Он завёл мотор, и паровой снегоход, тяжело запыхтев, двинулся с места. Приютская ещё несколько секунд глядела сквозь облако пахучего серого дыма на спешно удаляющегося письмоносца, прежде чем сунула письмо в карман юбки и бросилась к дому.
«От дура! – в сердцах сказала она сама себе. – Как собралась его отдавать адресату?»
Настя сжала письмо в кармане и, полушага не дойдя до парадных дверей, развернулась и бросилась с крыльца прочь.
Руки так и чесались. Конверт обжигал пальцы. Неужто она не станет читать? Её ведь могли увидеть. Усадьба, словно паучиха, пялилась на неё множеством тёмных двустворчатых окон. А ежели её видели? И идут прямо сюда, торопятся схватить. Наказание неминуемо, так неужто придётся получить его незаслуженно?
Настя хотела спрятать послание в комнате. В послеобеденный отдых позвать Маришку с Володей и прочесть его вместе. Володя бы придумал что-нибудь, решил бы, как подбросить письмо незаметно, так никого и не выдав.
Но ведь её могли видеть!
«А быть может, там ничего и нет особенного, пустая чиновничья формальность…»
Настя прижалась спиной к холодному камню стены. Щёки раскраснелись, от быстрого бега она прерывисто и часто дышала через рот. Пальцы теребили плотную пергаментную бумагу.
«Прочти его!»
Она ведь могла бы всё запомнить, а ежели внутри что-то важное – передала бы остальным.
«Дура! Зачем вообще надобно было спускаться?»

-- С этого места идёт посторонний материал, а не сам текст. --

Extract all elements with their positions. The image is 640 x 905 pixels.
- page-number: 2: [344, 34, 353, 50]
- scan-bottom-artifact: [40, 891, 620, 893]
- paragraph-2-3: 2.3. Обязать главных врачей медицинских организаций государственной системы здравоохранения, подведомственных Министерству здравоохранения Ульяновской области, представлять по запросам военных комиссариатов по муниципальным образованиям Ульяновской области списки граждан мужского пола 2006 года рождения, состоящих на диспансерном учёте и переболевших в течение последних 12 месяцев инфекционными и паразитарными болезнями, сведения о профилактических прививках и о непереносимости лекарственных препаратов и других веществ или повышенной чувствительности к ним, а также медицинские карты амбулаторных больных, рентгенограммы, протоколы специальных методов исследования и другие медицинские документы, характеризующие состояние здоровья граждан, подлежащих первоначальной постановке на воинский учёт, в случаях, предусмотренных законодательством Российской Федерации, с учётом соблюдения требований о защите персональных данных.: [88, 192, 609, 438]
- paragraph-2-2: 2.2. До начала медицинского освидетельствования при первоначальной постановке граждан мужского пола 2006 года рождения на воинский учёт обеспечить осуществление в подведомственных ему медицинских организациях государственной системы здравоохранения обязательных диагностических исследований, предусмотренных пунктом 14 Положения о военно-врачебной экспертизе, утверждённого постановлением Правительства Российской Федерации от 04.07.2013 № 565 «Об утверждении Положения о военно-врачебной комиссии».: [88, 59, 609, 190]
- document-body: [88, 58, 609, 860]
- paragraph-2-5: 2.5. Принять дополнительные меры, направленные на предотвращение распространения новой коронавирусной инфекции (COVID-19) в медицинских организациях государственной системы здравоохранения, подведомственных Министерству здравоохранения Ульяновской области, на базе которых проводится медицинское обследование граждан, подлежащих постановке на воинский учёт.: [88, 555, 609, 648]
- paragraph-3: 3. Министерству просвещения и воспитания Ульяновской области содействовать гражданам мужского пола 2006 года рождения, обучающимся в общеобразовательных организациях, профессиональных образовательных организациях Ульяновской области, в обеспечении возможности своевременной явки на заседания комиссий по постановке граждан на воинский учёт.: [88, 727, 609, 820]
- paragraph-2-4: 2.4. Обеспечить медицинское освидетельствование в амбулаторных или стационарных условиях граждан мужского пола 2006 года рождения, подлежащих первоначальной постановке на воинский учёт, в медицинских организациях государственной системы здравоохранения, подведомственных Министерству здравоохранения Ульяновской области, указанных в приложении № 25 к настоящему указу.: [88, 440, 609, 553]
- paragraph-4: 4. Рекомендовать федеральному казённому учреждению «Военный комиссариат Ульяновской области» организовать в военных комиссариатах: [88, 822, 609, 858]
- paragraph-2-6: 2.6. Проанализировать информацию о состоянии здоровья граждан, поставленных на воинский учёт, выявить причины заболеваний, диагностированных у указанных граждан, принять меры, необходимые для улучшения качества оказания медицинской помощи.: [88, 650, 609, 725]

Ничего путного письмоносец не сумел ей поведать.
«Проклятое письмо, что мне с ним теперь делать?!»
Когда она вытаскивала письмо из кармана, её пальцы так сильно дрожали, что то едва не упало на землю. Настя оглядела конверт. Его запечатывал тёмный сургуч.
«Незаметно его не открыть…»
Настя таращилась на послание, не в силах решиться. Откроет – обратно не запечатать. Не откроет – отдать его адресату всё равно не выйдет.
«Быть может, сделать вид, что его и не доставляли?»
Ежели никто не заметил приезда письмоносца – некому и знать, что послание прибыло в усадьбу. Ежели это что-то неважное, о нём и не подумают. А ежели важное… Что ж, пришлют другое. Быть может, письмоносцу даже достанется.
От этой мысли Насте стало до крайности стыдно. Но она не могла не признать – лучше уж ему, чем ей.
Настя ещё раз оглядела конверт. Тёпло-молочная шершавая бумага, синяя, почти чёрная печать с выпуклой «П», украшенной вензелями.
Девчонка сорвала печать и развернула послание.
От волнения строчки пустились перед глазами в пляс. Сосредоточиться было почти невозможно.
Сбоку раздался хруст гравия. И в мгновение, когда приютская оторвала взгляд от послания, письмо вырвали из её пальцев.